Reflections on the local music scene
Just as summer was nearing and appearing on a steamy Lowcountry horizon, back in the day when I was long, lean and newly twenty-one—finally—at the onset of June in 1980, I recall that the music scene in Charleston was popping.
It was dominated by some terrific bands, duos and numerous lone guitar-playing singers, interspersed with an occasional original composition. Together with friends, we’d sometimes venture downtown to hear Childsplay at Whistler’s or Hunter Hill doing a late set at Myskyn’s, or head out to the islands for Phil n’ The Blanks at the Windjammer on a Friday. We’d go back the following night for a rocking dose of The Hollywood Squares.
Big regional bands that seemed on the verge of widespread popularity like The Parrots, Cruise and of course, The Killer Whales each made their mark night after night while bouncing from venue to night club to outdoor gigs on decks—from Folly Beach to the legendary Bert’s on Sullivan’s Island. Two of my favorite spots were the Olde Side on the Front Beach, maybe to hear Ed Honeycutt (sigh, was anyone handsomer? Oh, that’s right—his brother), or spend an evening, two doors down, tapping a toe with Ricky Myatt, everybody’s favorite mailman at the bar, Malibu East.
While I made my way from my late teens to my early 20s, Mount Pleasant had very few spots featuring live music. Just a mere four decades later, I can barely recall where we would go to hear performances in Mount Pleasant (except for maybe Ronnie’s Cabana and to the Shem Creek Bar & Grille, occasionally). Then again, J. Michaels Roadhouse, Mupps–tucked off Coleman, and Whiskers, come to mind.
The music of our coming of age, perhaps more so than any other soundtrack we are exposed to, lasts in our memories. These days, it’s all about digital downloads on devices the size of a cigarette lighter.

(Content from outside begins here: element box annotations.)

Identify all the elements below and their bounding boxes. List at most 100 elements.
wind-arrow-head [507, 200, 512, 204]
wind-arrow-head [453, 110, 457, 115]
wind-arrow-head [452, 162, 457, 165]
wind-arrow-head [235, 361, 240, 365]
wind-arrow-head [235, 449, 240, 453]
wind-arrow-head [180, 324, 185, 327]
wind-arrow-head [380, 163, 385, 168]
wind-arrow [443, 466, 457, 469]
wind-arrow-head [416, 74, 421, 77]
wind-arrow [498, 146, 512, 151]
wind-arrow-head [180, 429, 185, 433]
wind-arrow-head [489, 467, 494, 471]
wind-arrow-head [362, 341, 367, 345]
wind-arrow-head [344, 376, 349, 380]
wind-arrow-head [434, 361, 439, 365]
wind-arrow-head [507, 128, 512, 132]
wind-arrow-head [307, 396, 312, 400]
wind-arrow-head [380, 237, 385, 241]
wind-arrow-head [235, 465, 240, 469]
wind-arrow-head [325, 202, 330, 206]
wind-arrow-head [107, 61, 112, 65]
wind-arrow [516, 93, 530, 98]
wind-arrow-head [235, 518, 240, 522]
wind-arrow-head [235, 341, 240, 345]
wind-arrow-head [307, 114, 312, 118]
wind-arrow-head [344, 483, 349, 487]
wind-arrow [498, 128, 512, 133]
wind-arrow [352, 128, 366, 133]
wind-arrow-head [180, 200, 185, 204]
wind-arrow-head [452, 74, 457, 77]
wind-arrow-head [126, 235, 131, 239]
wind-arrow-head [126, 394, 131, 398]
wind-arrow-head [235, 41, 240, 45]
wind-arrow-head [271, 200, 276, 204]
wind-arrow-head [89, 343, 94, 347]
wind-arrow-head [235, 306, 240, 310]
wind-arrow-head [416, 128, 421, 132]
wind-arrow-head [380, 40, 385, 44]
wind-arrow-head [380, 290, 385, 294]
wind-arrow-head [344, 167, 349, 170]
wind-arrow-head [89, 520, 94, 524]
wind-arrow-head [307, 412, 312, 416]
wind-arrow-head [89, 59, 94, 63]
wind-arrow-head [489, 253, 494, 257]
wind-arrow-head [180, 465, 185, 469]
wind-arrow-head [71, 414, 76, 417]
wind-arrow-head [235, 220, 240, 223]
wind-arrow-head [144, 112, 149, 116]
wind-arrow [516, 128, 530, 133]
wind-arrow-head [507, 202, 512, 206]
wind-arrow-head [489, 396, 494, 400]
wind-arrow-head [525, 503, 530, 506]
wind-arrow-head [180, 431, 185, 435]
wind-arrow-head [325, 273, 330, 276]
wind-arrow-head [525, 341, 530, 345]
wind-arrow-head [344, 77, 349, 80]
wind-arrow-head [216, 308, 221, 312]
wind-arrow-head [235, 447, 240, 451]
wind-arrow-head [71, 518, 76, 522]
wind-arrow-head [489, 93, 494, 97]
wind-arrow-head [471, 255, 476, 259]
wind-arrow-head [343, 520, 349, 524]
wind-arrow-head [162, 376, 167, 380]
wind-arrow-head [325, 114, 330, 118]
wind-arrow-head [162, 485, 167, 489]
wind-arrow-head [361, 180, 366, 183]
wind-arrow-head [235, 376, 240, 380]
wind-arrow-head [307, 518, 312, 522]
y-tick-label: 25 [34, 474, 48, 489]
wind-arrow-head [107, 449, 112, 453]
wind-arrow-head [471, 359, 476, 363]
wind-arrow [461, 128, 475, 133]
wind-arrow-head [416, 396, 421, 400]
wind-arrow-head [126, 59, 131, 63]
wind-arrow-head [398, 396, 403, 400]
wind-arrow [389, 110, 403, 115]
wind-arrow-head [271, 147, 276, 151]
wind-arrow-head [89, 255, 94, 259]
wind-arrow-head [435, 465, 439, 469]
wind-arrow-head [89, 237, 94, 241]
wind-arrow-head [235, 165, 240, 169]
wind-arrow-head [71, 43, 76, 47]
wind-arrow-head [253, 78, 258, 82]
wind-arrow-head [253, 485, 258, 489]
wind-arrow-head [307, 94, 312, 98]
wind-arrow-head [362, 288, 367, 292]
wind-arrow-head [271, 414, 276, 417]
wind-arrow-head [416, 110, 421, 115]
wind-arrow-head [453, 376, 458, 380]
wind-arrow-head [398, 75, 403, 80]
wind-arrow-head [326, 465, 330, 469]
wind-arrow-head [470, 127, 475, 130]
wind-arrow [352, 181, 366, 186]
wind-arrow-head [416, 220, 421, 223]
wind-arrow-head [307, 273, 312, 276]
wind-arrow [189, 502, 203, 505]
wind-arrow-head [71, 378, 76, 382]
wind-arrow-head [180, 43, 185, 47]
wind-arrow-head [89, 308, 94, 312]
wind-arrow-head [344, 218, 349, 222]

I had an eight-track player in my first car (before MTV made its debut) and romancing was often conducted with mix tapes shared on cassette. I would tease a friend relentlessly for having an overabundance of Captain & Tennille or too much sappy Loggins & Messina.
On the radio, Eddie Salen, Alicia Mendicino, Booby Nash, Rick Tracy and Madeline, the Disco Queen of the night would be playing new sounds like Funkytown by Lipps Inc., the number one smash that summer. Chart toppers like Blondie, Paul McCartney & Wings, Linda Ronstadt and Boz Skaggs were among the top 40, and The Cars was finding its way onto the airwaves.
Billy Joel seemingly reflected the acceptance of these new genres with his mainstream hit, “It’s Still Rock ‘n Roll to Me.” And it still is. I love rock ‘n roll with a local flavor, remembering David Fuller on vocals backed by The East Coast Party Band at yet another friend’s wedding at The Sand Dunes Club.
Maybe I’ll just put another dime in the jukebox, baby. And remember. . . don’t just live ~ create a life, baby.